Many of us can get a leg up during hard times from family or peers. However, most patients in early recovery are at the starting line of repairing social relationships weakened by trust lost during active substance use and prolonged absence during incarceration. Often, the social supports they can access are facing similar resource-limited circumstances, with minimal ability or bandwidth to help with transportation or finances.

Every day, my patients choose what they can afford from a menu of necessities.

What will you have today?

  • Food
  • Transportation to work
  • Cellphone access
  • Savings toward rent
  • Fees to obtain a driver’s license

Rarely can they cover more than one or two at a time. How could expensive, time-intensive travel to distant healthcare ever compete?

It shouldn’t have to. And thanks to the relaxation of telemedicine rules and the Affordable Connectivity Program, it hasn’t had to.

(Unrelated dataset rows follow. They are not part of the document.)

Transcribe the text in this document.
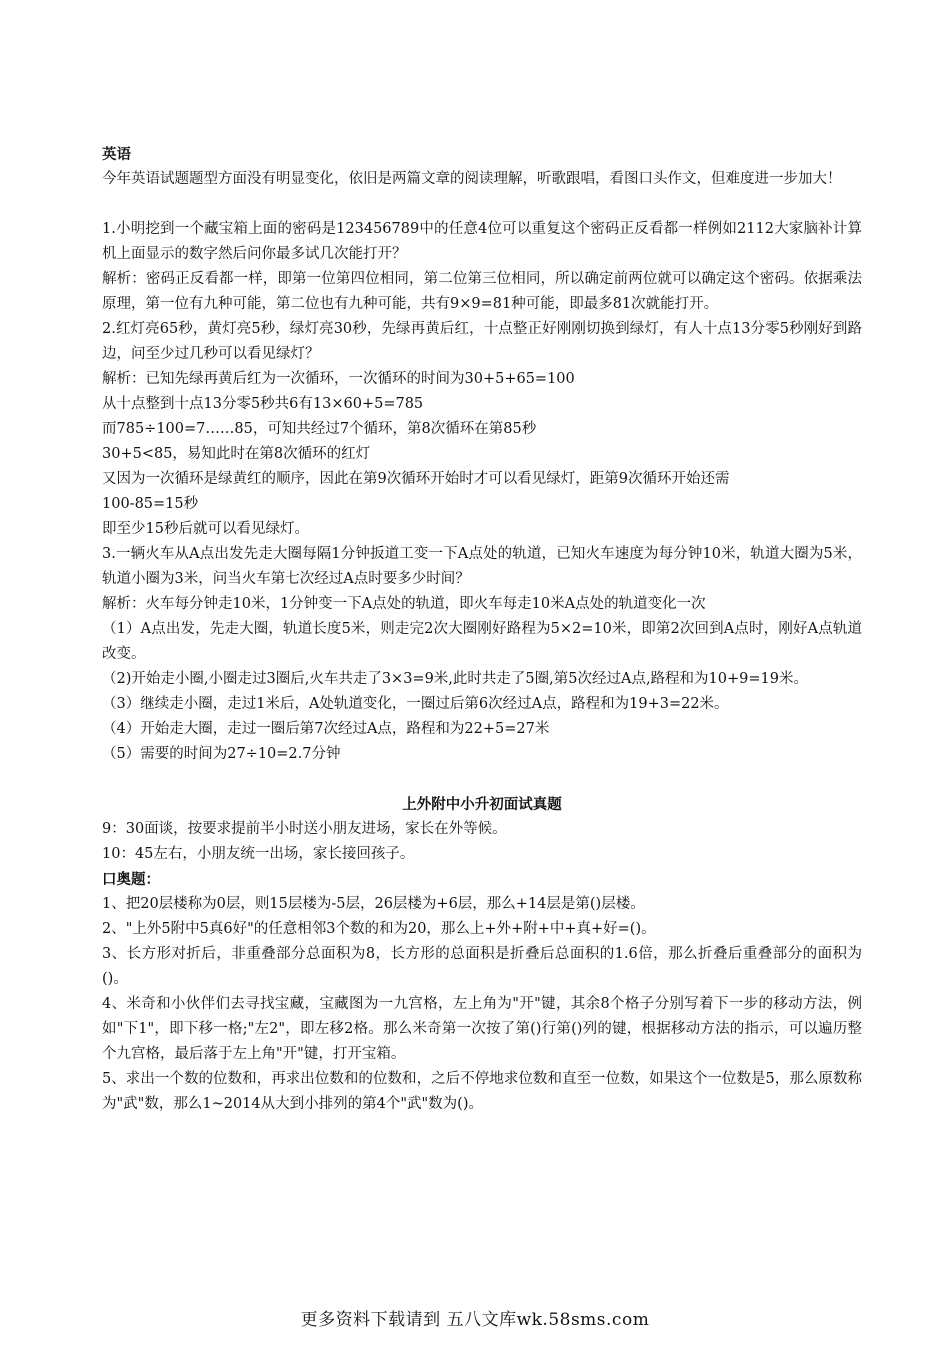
英语
今年英语试题题型方面没有明显变化，依旧是两篇文章的阅读理解，听歌跟唱，看图口头作文，但难度进一步加大！
1.小明挖到一个藏宝箱上面的密码是123456789中的任意4位可以重复这个密码正反看都一样例如2112大家脑补计算机上面显示的数字然后问你最多试几次能打开？
解析：密码正反看都一样，即第一位第四位相同，第二位第三位相同，所以确定前两位就可以确定这个密码。依据乘法原理，第一位有九种可能，第二位也有九种可能，共有9×9=81种可能，即最多81次就能打开。
2.红灯亮65秒，黄灯亮5秒，绿灯亮30秒，先绿再黄后红，十点整正好刚刚切换到绿灯，有人十点13分零5秒刚好到路边，问至少过几秒可以看见绿灯？
解析：已知先绿再黄后红为一次循环，一次循环的时间为30+5+65=100
从十点整到十点13分零5秒共6有13×60+5=785
而785÷100=7……85，可知共经过7个循环，第8次循环在第85秒
30+5<85，易知此时在第8次循环的红灯
又因为一次循环是绿黄红的顺序，因此在第9次循环开始时才可以看见绿灯，距第9次循环开始还需
100-85=15秒
即至少15秒后就可以看见绿灯。
3.一辆火车从A点出发先走大圈每隔1分钟扳道工变一下A点处的轨道，已知火车速度为每分钟10米，轨道大圈为5米，轨道小圈为3米，问当火车第七次经过A点时要多少时间？
解析：火车每分钟走10米，1分钟变一下A点处的轨道，即火车每走10米A点处的轨道变化一次
（1）A点出发，先走大圈，轨道长度5米，则走完2次大圈刚好路程为5×2=10米，即第2次回到A点时，刚好A点轨道改变。
（2)开始走小圈,小圈走过3圈后,火车共走了3×3=9米,此时共走了5圈,第5次经过A点,路程和为10+9=19米。
（3）继续走小圈，走过1米后，A处轨道变化，一圈过后第6次经过A点，路程和为19+3=22米。
（4）开始走大圈，走过一圈后第7次经过A点，路程和为22+5=27米
（5）需要的时间为27÷10=2.7分钟
上外附中小升初面试真题
9：30面谈，按要求提前半小时送小朋友进场，家长在外等候。
10：45左右，小朋友统一出场，家长接回孩子。
口奥题：
1、把20层楼称为0层，则15层楼为-5层，26层楼为+6层，那么+14层是第()层楼。
2、"上外5附中5真6好"的任意相邻3个数的和为20，那么上+外+附+中+真+好=()。
3、长方形对折后，非重叠部分总面积为8，长方形的总面积是折叠后总面积的1.6倍，那么折叠后重叠部分的面积为()。
4、米奇和小伙伴们去寻找宝藏，宝藏图为一九宫格，左上角为"开"键，其余8个格子分别写着下一步的移动方法，例如"下1"，即下移一格;"左2"，即左移2格。那么米奇第一次按了第()行第()列的键，根据移动方法的指示，可以遍历整个九宫格，最后落于左上角"开"键，打开宝箱。
5、求出一个数的位数和，再求出位数和的位数和，之后不停地求位数和直至一位数，如果这个一位数是5，那么原数称为"武"数，那么1~2014从大到小排列的第4个"武"数为()。
更多资料下载请到 五八文库wk.58sms.com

While the Affordable Connectivity Program’s $30 monthly subsidy sounds inconsequential, the true value of costs saved is much higher, as the collateral costs (e.g., transportation, lost-wages) of in-person services are avoided. With reliable access to data plans, my patients attend their medical appointments from their worksites during their lunch breaks or easily negotiate alternative breaks with their bosses, who are more willing to be flexible because work can quickly resume when patients remain on-site. This has allowed patients to consistently receive addiction treatment without incurring lost wages and transportation costs during the two-to-four-hour long process of in-person care. With their financial distress tempered, my patients have more quickly transitioned from survival mode to future planning.

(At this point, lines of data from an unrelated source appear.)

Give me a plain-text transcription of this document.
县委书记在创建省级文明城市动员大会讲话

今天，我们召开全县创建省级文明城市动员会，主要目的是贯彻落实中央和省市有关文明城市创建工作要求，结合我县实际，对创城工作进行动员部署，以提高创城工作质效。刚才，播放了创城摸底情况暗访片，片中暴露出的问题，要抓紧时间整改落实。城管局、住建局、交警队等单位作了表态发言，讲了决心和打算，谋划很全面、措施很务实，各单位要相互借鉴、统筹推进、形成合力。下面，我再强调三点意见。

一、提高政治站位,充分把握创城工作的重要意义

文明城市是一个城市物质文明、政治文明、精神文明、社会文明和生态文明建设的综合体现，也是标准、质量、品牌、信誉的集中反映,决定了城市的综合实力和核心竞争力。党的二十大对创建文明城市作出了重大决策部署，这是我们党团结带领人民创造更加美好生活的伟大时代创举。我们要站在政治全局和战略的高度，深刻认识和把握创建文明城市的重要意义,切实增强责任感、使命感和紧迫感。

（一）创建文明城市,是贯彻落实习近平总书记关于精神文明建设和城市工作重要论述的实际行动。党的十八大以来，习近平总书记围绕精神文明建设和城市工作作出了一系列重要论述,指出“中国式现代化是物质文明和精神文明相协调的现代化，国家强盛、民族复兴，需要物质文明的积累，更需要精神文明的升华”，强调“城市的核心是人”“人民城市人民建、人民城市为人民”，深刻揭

The Affordable Connectivity Program also enabled internet access to key social resources that promote health and stability. My patients have taken online classes, searched and prepared for jobs, and built healthy social connections with online recovery communities, the latter particularly key for rural patients with limited in-person social options.

Funding for the Affordable Connectivity Program is projected to run out in April unless Congress acts quickly to renew funding. Amidst the Affordable Connectivity Program’s wind down, my team has begun switching patients to the remaining alternative telecommunication benefits for low-income households, like the Lifeline program. However, this inferior program provides only $9.95 monthly toward internet service—insufficient to cover the entire cost of a plan—and limited options of qualifying service providers. For my patients battling homelessness living in tents, cars, and motel room rentals while working tireless hours to survive and endeavor toward stable thriving, a $20 increase in monthly expenses is insurmountable.

The communities with significantly limited internet accessrural, low-income, Black—are also disproportionately impacted by the opioid crisis and low access to in-person treatment. Their precarious internet access falsely positions the internet as a luxury, rather than an essential resource for healthcare, education, employment, transportation, and social belonging. Internet access is a health equity issue.

I urge Congress to renew funding for the Affordable Connectivity Program and pursue legislative pathways to permanently expand internet access to all. Without swift action, I fear that losing the Affordable Connectivity Program will lead to more lives lost to treatable substance use disorders.